While ANET was amid a roughly 15% correction from July highs ahead of its Q2 results, it had little to do with AI. In fact, numerous companies that reported earnings during that time mentioned how robust the AI landscape is, with major chip companies, like Taiwan Semi (TSM), only increasing their AI-related revenue forecasts for the year. Given the ongoing AI frenzy, ANET remains poised to benefit tremendously, especially if META and MSFT continue to grow their CapEx at elevated rates to build their AI infrastructure.

  • In Q2, ANET posted adjusted EPS of $2.10, topping estimates by double-digits, on revs of $1.69 bln, a 15.9% jump yr/yr, exceeding the company's +11-13% forecast. Growth stemmed from all three sectors: cloud, enterprise, and providers. Most of ANET's strength came from the Americas at 81%, with International comprising the rest. Management remarked that its APJ region exhibited some relative weakness.
  • Customers are responding positively to ANET's product suite. The company discussed several notable customer wins during its Q2 call, such as a Tier 2 cloud provider, e.g., IBM, Oracle, etc., aggressively investing in AI GPUs. ANET was chosen due to its ability to solve performance and scale problems this customer was having with their AI applications. Examples like this highlight ANET's long-term ability to only accelerate revenue as customers turn to network providers to squeeze as much out of AI as possible.
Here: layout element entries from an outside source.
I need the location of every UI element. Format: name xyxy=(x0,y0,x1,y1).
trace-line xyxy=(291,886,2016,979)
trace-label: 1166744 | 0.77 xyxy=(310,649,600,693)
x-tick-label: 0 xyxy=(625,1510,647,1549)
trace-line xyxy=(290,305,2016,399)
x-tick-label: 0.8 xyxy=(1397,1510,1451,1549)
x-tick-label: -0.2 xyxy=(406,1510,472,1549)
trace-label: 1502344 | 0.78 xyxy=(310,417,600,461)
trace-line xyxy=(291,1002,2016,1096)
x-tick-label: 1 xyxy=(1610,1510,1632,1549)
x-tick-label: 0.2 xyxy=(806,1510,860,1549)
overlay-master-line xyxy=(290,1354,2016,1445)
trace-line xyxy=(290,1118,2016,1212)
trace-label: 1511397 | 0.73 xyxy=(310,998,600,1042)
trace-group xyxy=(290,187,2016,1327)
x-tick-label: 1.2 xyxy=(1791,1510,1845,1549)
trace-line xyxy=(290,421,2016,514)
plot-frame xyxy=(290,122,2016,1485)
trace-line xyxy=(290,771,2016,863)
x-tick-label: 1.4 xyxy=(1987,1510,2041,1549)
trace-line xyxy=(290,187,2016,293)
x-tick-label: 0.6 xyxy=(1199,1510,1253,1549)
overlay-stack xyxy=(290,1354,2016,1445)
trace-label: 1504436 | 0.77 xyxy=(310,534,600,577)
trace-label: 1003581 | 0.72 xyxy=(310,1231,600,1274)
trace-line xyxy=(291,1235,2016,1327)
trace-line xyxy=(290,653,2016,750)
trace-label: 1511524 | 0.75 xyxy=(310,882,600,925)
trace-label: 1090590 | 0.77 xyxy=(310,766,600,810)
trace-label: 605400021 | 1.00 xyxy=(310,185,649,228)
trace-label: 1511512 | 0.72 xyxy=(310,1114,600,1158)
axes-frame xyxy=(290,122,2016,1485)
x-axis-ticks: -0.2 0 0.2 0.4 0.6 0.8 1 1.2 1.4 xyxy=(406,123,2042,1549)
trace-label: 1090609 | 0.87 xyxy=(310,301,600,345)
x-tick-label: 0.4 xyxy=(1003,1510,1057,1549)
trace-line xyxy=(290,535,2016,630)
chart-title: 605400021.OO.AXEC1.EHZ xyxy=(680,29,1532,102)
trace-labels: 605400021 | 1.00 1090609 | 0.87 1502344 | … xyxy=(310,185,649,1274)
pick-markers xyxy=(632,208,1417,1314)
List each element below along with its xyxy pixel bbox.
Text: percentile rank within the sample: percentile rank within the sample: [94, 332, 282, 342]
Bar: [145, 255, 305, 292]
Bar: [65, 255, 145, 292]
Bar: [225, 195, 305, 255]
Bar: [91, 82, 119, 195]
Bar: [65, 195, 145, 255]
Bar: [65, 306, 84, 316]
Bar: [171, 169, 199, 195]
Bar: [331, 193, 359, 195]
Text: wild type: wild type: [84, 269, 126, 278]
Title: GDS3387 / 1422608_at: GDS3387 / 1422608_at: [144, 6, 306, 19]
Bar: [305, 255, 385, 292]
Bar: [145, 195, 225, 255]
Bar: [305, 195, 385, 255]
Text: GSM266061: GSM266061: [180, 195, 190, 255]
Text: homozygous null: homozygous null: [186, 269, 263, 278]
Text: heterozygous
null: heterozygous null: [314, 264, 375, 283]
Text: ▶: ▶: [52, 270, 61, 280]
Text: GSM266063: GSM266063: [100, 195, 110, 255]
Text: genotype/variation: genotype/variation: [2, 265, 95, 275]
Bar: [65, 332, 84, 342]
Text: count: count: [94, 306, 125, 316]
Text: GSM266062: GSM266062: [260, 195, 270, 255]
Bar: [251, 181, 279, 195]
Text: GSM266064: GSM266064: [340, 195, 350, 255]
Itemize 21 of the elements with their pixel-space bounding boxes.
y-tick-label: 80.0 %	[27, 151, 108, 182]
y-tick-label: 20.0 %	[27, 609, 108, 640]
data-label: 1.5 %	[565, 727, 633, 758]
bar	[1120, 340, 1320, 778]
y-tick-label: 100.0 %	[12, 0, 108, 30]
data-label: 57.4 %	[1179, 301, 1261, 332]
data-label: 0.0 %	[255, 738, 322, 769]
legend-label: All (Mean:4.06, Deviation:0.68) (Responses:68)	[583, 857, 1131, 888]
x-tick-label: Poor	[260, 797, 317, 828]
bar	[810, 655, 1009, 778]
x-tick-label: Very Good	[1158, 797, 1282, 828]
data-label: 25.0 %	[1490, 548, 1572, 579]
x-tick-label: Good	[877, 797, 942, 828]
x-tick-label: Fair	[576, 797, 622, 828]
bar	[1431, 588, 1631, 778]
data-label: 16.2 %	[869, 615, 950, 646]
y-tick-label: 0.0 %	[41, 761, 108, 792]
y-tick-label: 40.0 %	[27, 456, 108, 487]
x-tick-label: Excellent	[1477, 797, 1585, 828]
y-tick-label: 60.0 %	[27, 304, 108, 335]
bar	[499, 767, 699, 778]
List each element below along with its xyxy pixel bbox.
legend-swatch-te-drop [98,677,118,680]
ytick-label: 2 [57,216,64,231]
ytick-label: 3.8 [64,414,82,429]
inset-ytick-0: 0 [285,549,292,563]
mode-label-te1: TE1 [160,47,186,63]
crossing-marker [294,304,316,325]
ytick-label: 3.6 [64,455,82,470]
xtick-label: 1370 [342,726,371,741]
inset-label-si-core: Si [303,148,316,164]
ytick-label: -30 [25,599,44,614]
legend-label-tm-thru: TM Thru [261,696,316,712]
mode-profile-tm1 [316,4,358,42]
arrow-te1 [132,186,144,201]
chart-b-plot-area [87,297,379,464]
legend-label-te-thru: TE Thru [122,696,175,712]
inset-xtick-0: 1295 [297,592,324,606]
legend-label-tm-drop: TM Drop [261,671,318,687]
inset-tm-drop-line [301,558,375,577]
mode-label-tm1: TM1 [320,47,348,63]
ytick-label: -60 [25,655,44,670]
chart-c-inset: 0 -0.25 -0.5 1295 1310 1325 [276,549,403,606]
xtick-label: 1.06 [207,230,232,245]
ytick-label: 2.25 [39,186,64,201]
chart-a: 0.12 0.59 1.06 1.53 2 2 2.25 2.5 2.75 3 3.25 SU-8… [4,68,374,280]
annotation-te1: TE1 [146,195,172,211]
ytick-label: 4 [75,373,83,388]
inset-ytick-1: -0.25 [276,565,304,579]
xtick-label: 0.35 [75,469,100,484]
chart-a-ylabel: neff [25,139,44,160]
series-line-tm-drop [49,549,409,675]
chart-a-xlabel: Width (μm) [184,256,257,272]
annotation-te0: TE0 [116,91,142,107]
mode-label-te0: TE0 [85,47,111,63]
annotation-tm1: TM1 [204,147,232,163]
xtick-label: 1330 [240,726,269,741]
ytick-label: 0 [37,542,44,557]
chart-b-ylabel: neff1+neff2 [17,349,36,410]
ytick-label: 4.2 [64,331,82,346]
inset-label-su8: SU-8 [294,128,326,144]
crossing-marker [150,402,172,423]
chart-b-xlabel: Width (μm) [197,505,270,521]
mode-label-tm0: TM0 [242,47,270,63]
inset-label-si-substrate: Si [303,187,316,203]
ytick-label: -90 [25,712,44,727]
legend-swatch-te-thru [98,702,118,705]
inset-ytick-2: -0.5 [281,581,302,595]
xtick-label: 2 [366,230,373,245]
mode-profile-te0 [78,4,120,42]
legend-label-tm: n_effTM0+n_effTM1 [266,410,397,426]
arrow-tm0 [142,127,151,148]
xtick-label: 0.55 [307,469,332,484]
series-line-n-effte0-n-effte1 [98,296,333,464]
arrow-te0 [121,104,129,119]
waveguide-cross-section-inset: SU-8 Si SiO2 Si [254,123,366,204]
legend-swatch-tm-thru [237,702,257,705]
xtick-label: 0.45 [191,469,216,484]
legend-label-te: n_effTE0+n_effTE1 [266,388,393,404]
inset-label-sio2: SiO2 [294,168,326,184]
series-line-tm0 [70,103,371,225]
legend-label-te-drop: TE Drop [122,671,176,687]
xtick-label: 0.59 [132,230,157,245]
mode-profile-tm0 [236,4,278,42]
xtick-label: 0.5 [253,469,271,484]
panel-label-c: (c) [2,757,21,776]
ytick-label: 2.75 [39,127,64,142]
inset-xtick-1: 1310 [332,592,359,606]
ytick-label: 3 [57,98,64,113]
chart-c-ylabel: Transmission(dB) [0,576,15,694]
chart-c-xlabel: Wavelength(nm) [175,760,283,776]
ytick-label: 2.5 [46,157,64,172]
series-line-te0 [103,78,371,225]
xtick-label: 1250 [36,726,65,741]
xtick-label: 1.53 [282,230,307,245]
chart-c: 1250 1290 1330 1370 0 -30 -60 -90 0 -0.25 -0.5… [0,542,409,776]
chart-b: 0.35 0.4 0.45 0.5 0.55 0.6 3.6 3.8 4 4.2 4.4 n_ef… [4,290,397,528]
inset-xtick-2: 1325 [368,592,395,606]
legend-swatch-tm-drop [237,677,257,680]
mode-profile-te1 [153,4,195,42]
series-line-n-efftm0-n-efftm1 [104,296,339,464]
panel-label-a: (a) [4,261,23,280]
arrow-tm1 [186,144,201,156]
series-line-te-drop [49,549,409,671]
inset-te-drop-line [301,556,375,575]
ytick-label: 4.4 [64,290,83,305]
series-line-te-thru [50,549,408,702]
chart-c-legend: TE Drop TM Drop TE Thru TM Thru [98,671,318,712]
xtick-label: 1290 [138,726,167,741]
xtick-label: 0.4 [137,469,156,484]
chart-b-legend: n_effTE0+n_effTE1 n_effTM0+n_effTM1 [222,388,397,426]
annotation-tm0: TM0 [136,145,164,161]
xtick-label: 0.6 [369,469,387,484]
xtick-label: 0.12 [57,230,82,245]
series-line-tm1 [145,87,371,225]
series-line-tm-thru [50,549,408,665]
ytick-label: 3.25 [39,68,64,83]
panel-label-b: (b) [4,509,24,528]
    • Additionally, as NVIDIA's (NVDA) newest Blackwell platform rolls out, more of ANET's 800-gig products will be necessary, adding another tailwind heading into 2025.
  • As usual, ANET delivered strong Q2 numbers without sacrificing margins. The company expanded its gross margins by 410 bps yr/yr and 120 bps sequentially to 65.4%, above its 64.0% prediction.
  • Looking ahead, ANET did guide somewhat conservatively, projecting Q3 revs of $1.72-1.75 bln, or roughly +15% growth yr/yr at the midpoint, marking a further deceleration from the past several quarters. For the year, ANET expects revs to climb by at least +14%, slightly below analyst forecasts. Investors are not too concerned, however. ANET tends to guide prudently. Plus, the management expressed confidence that 2025 will be a huge growth year.

Aside from conservative guidance, ANET's Q2 report was airtight. The spending on AI infrastructure remains robust, keeping a powerful wind at ANET's back, which is expected to intensify by 2025.